Rakaat pertama, muncul sesosok anak kecil yang berlarian tanpa suara sedikit pun di depan sajadahnya. 

"Allahu Akbar... Bismillaahirrohmaanirrohiim. Alhamdulillahi rabbil 'aalamiin...."

Rakaat kedua, Rayna masih berusaha fokus dalam shalatnya. Namun, ekor matanya tiba-tiba menangkap gerakan sesosok wanita yang mulai mendekati si anak jin. Wanita itu kemudian menjewer telinga anak kecil di hadapannya. Mungkin dia ibu anak jin. 

"Allahu Akbar...."

Rakaat ketiga, anak itu tetap bandel tidak mau ikut si ibu. Dia tetap berkeliaran di sekitar Rayna, bahkan tubuh anak itu sempat ditembus Rayna saat sedang melakukan gerakan sujud. 

"Allahu Akbar...."

Rakaat keempat, si anak sepertinya menangis keras, terlihat dari gerakannya yang persis seperti anak manusia saat sedang tantrum.
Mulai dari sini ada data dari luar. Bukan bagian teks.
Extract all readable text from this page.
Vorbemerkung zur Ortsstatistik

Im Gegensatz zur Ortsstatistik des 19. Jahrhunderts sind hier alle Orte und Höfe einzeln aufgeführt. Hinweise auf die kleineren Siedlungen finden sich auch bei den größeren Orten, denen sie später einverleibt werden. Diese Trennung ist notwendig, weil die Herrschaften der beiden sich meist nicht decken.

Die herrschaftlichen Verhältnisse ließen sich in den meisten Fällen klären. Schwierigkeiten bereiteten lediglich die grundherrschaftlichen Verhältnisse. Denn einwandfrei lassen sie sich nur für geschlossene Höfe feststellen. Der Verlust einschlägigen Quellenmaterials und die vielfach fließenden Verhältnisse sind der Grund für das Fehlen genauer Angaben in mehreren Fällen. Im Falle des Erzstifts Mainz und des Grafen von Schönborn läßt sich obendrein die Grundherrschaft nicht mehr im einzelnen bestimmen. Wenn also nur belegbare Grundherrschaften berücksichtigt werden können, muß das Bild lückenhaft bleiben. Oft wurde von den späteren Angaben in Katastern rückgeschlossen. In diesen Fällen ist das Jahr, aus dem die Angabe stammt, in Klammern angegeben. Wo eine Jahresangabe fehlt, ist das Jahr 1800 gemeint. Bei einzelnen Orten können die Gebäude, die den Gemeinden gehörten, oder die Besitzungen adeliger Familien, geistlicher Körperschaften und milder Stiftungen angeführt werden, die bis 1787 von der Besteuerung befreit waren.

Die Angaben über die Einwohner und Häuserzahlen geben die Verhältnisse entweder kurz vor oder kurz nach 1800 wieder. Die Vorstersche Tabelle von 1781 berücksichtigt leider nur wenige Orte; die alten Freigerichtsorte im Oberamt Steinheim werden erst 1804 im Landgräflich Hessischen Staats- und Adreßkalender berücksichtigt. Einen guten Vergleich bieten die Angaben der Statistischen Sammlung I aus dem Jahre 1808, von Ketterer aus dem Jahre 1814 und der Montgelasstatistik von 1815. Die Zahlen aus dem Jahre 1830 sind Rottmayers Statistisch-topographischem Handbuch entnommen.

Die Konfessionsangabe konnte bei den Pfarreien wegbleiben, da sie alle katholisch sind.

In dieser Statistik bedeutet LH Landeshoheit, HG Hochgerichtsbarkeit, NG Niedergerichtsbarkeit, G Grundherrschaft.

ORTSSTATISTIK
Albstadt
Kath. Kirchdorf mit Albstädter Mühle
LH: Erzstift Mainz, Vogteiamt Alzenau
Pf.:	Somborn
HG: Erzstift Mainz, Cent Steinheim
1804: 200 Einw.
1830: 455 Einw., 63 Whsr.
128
Namun, masih tetap tak ada suara apa pun yang terdengar selain bacaan shalatnya sendiri. 

"Assalamu'alaikum Warahmatullah."

Salam pertama terucap. Rayna mengarahkan wajah ke kanan tepat ketika si anak jin berhasil ditarik pergi. Ia bernapas lega karena sesi sport jantungnya telah usai. Setelah beberapa saat, wajahnya mulai bergerak ke arah kiri. 

"Assalamu'alaikum...."

ASTAGHFIRULLAH! 

Rayna menarik kembali pikiran bisa bernapas lega-nya tadi. Ketika dirinya mengucap salam dan mengarahkan wajah ke kiri, twist terbesarnya ternyata malah baru release. Jantungnya terasa auto joget disko saat melihat ada sesosok jin anak kecil yang kebetulan sedang menatap ke arahnya. Setelah menyelesaikan salam kedua dengan jantung yang masih berdebar, ia menelusuri arah pandang anak tersebut. Rupanya anak itu bukan sedang menatapnya, melainkan sedang menonton televisi yang berada beberapa meter di belakang sebelah kanan Rayna shalat. 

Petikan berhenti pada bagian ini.